Il est ainsi expressément prévu par le texte applicable que la décision d’acceptation ou de refus de la démission présentée par un fonctionnaire relève de la compétence de l’autorité compétence en matière de nomination (il ne ressortait pas autre chose de la jurisprudence antérieure : CE 9 décembre 1974 n° 89583 « B.») .
En l’espèce, l’autorité investie du pouvoir de nomination est – et ce n’est pas discuté - le ministre de l’éducation, en vertu de l’article 24 du décret n° 72-581 du 4 juillet 1972 relatif au statut particulier des professeurs certifiés.
Le recteur ne pouvait donc légalement accepter ou refuser la démission de M. V. qu’à la condition de bénéficier d’une délégation du ministre pour ce faire : la question qui vous est posée est alors celle de la portée des dispositions de l’article 1er de l’arrêté ministériel du 9 août 2004 et, plus largement, celle de l’articulation entre l’acception d’une démission et la radiation des cadres du fonctionnaire démissionnaire.
Aux termes de l’article 1er de l’arrêté ministériel du 9 août 2004, délégation permanente de pouvoirs est donnée aux recteurs d’académie pour prendre les décisions relatives « 22. A la radiation des cadres prononcée dans l'une des circonstances suivantes : a) Consécutivement à une démission acceptée ; b) Par anticipation, conformément au titre V du livre Ier du code des pensions civiles et militaires de retraite ; c) En vue de l'admission à la retraite, tant à la demande des fonctionnaires que d'office en raison de leur âge ; d) Consécutivement à un abandon de poste ».
Le raisonnement adopté par les premiers juges suppose, et ils l’ont d’ailleurs expressément mentionné dans le jugement attaqué, de distinguer deux décisions dans la procédure de cessation de fonctions ou de sortie de service : d’une part et d’abord une décision d’acceptation de la démission de l’agent ; d’autre part et ensuite, une décision de radiation des cadres.
Si l’arrêté du 10 novembre 2010 répond à cette logique, distinguant, nous l’avons dit, les deux décisions dans ses deux premiers articles, nous pensons toutefois qu’il s’agit là de faire preuve d’un formalisme excessif, qui n’est imposé par aucun texte.
Dans un arrêt de Section, rendu le 27 avril 2011 sous le n° 335370 « J. », le Conseil d’Etat a notamment jugé que si l'administration ne s'est pas prononcée dans le délai de 4 mois qui lui est imparti – s’agissant de la fonction publique d’Etat -, elle se trouve dessaisie de l'offre de démission, sans que puisse naître, à l'intérieur de ce délai, une décision implicite de rejet, seule une décision implicite de refus de statuer sur l’offre de démission étant susceptible d’intervenir.

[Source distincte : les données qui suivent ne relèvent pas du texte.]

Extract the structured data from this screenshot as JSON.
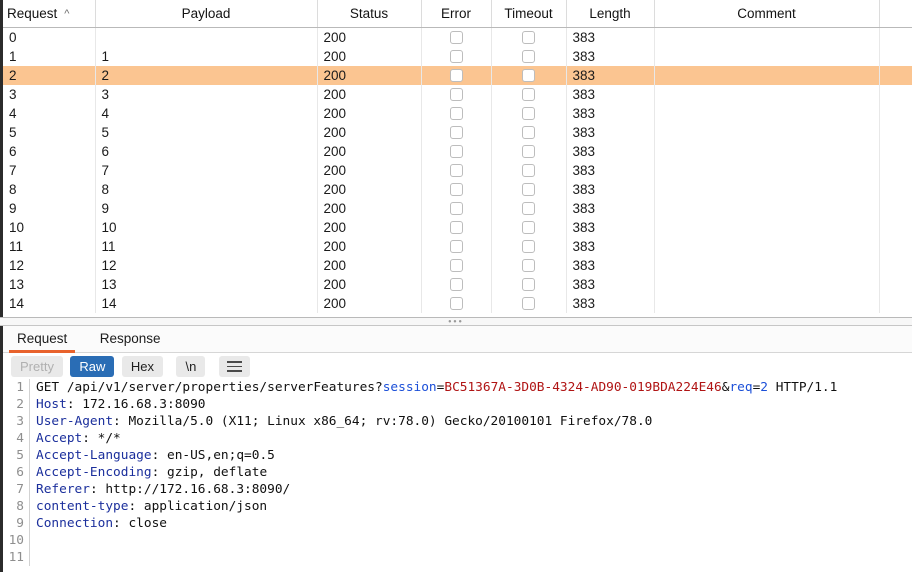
{
  "colors": {
    "selection": "#fbc591",
    "tab_accent": "#e8622c",
    "active_button": "#2a6db5",
    "header_name": "#1b2f9c",
    "param_name": "#1b4fd8",
    "param_value": "#b01414"
  },
  "results_table": {
    "columns": [
      {
        "label": "Request",
        "sorted": true,
        "sort_icon": "sort-ascending-caret"
      },
      {
        "label": "Payload",
        "sorted": false
      },
      {
        "label": "Status",
        "sorted": false
      },
      {
        "label": "Error",
        "sorted": false
      },
      {
        "label": "Timeout",
        "sorted": false
      },
      {
        "label": "Length",
        "sorted": false
      },
      {
        "label": "Comment",
        "sorted": false
      },
      {
        "label": "",
        "sorted": false
      }
    ],
    "selected_row_index": 2,
    "rows": [
      {
        "request": "0",
        "payload": "",
        "status": "200",
        "error": false,
        "timeout": false,
        "length": "383",
        "comment": ""
      },
      {
        "request": "1",
        "payload": "1",
        "status": "200",
        "error": false,
        "timeout": false,
        "length": "383",
        "comment": ""
      },
      {
        "request": "2",
        "payload": "2",
        "status": "200",
        "error": false,
        "timeout": false,
        "length": "383",
        "comment": ""
      },
      {
        "request": "3",
        "payload": "3",
        "status": "200",
        "error": false,
        "timeout": false,
        "length": "383",
        "comment": ""
      },
      {
        "request": "4",
        "payload": "4",
        "status": "200",
        "error": false,
        "timeout": false,
        "length": "383",
        "comment": ""
      },
      {
        "request": "5",
        "payload": "5",
        "status": "200",
        "error": false,
        "timeout": false,
        "length": "383",
        "comment": ""
      },
      {
        "request": "6",
        "payload": "6",
        "status": "200",
        "error": false,
        "timeout": false,
        "length": "383",
        "comment": ""
      },
      {
        "request": "7",
        "payload": "7",
        "status": "200",
        "error": false,
        "timeout": false,
        "length": "383",
        "comment": ""
      },
      {
        "request": "8",
        "payload": "8",
        "status": "200",
        "error": false,
        "timeout": false,
        "length": "383",
        "comment": ""
      },
      {
        "request": "9",
        "payload": "9",
        "status": "200",
        "error": false,
        "timeout": false,
        "length": "383",
        "comment": ""
      },
      {
        "request": "10",
        "payload": "10",
        "status": "200",
        "error": false,
        "timeout": false,
        "length": "383",
        "comment": ""
      },
      {
        "request": "11",
        "payload": "11",
        "status": "200",
        "error": false,
        "timeout": false,
        "length": "383",
        "comment": ""
      },
      {
        "request": "12",
        "payload": "12",
        "status": "200",
        "error": false,
        "timeout": false,
        "length": "383",
        "comment": ""
      },
      {
        "request": "13",
        "payload": "13",
        "status": "200",
        "error": false,
        "timeout": false,
        "length": "383",
        "comment": ""
      },
      {
        "request": "14",
        "payload": "14",
        "status": "200",
        "error": false,
        "timeout": false,
        "length": "383",
        "comment": ""
      }
    ]
  },
  "splitter": {
    "grip_glyph": "•••"
  },
  "message_tabs": {
    "items": [
      {
        "label": "Request",
        "active": true
      },
      {
        "label": "Response",
        "active": false
      }
    ]
  },
  "format_bar": {
    "buttons": [
      {
        "label": "Pretty",
        "state": "disabled"
      },
      {
        "label": "Raw",
        "state": "active"
      },
      {
        "label": "Hex",
        "state": "normal"
      },
      {
        "label": "\\n",
        "state": "normal"
      },
      {
        "label": "",
        "state": "normal",
        "icon": "hamburger-menu-icon"
      }
    ]
  },
  "code_view": {
    "cursor_line": 11,
    "lines": [
      {
        "n": "1",
        "segments": [
          {
            "t": "GET /api/v1/server/properties/serverFeatures?",
            "c": "plain"
          },
          {
            "t": "session",
            "c": "param"
          },
          {
            "t": "=",
            "c": "plain"
          },
          {
            "t": "BC51367A-3D0B-4324-AD90-019BDA224E46",
            "c": "value"
          },
          {
            "t": "&",
            "c": "plain"
          },
          {
            "t": "req",
            "c": "param"
          },
          {
            "t": "=",
            "c": "plain"
          },
          {
            "t": "2",
            "c": "num"
          },
          {
            "t": " HTTP/1.1",
            "c": "plain"
          }
        ]
      },
      {
        "n": "2",
        "segments": [
          {
            "t": "Host",
            "c": "hdr"
          },
          {
            "t": ": 172.16.68.3:8090",
            "c": "plain"
          }
        ]
      },
      {
        "n": "3",
        "segments": [
          {
            "t": "User-Agent",
            "c": "hdr"
          },
          {
            "t": ": Mozilla/5.0 (X11; Linux x86_64; rv:78.0) Gecko/20100101 Firefox/78.0",
            "c": "plain"
          }
        ]
      },
      {
        "n": "4",
        "segments": [
          {
            "t": "Accept",
            "c": "hdr"
          },
          {
            "t": ": */*",
            "c": "plain"
          }
        ]
      },
      {
        "n": "5",
        "segments": [
          {
            "t": "Accept-Language",
            "c": "hdr"
          },
          {
            "t": ": en-US,en;q=0.5",
            "c": "plain"
          }
        ]
      },
      {
        "n": "6",
        "segments": [
          {
            "t": "Accept-Encoding",
            "c": "hdr"
          },
          {
            "t": ": gzip, deflate",
            "c": "plain"
          }
        ]
      },
      {
        "n": "7",
        "segments": [
          {
            "t": "Referer",
            "c": "hdr"
          },
          {
            "t": ": http://172.16.68.3:8090/",
            "c": "plain"
          }
        ]
      },
      {
        "n": "8",
        "segments": [
          {
            "t": "content-type",
            "c": "hdr"
          },
          {
            "t": ": application/json",
            "c": "plain"
          }
        ]
      },
      {
        "n": "9",
        "segments": [
          {
            "t": "Connection",
            "c": "hdr"
          },
          {
            "t": ": close",
            "c": "plain"
          }
        ]
      },
      {
        "n": "10",
        "segments": []
      },
      {
        "n": "11",
        "segments": []
      }
    ]
  }
}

Le Conseil d’Etat érige ainsi le respect du délai en garantie pour le fonctionnaire.
S’il juge également que l’expiration du terme ne vaut ni acceptation ni rejet de la démission, ni l’arrêt, ni les conclusions du Rapporteur public, Edouard Geffray, ne répondront à la question qui vous est posée : nous pensons que peut seulement en être déduit qu’un acte valant décision expresse de l’autorité compétente est requis – et pour le moins largement souhaitable – dans l’hypothèse où l’administration compte refuser l’offre de démission du fonctionnaire.
Dans l’hypothèse d’une acceptation de cette offre, elle ne peut naître implicitement du silence de l’administration, une telle possibilité – au demeurant rare – ne pouvant être ouverte en l’absence de mention expresse, en vertu de la loi du 12 avril 2000, relative aux droits des citoyens dans leurs relations avec les administrations : cette circonstance ne fait pas obstacle à ce que l’acceptation de l’offre de démission puisse prendre des formes diverses, une mention dans les visas de l’arrêté de radiation des cadres « à la démission de l’intéressé » pouvant valablement constituer une telle acceptation de la démission (CAA Marseille 26 mars 1998 n° 96MA01688 « S. ») .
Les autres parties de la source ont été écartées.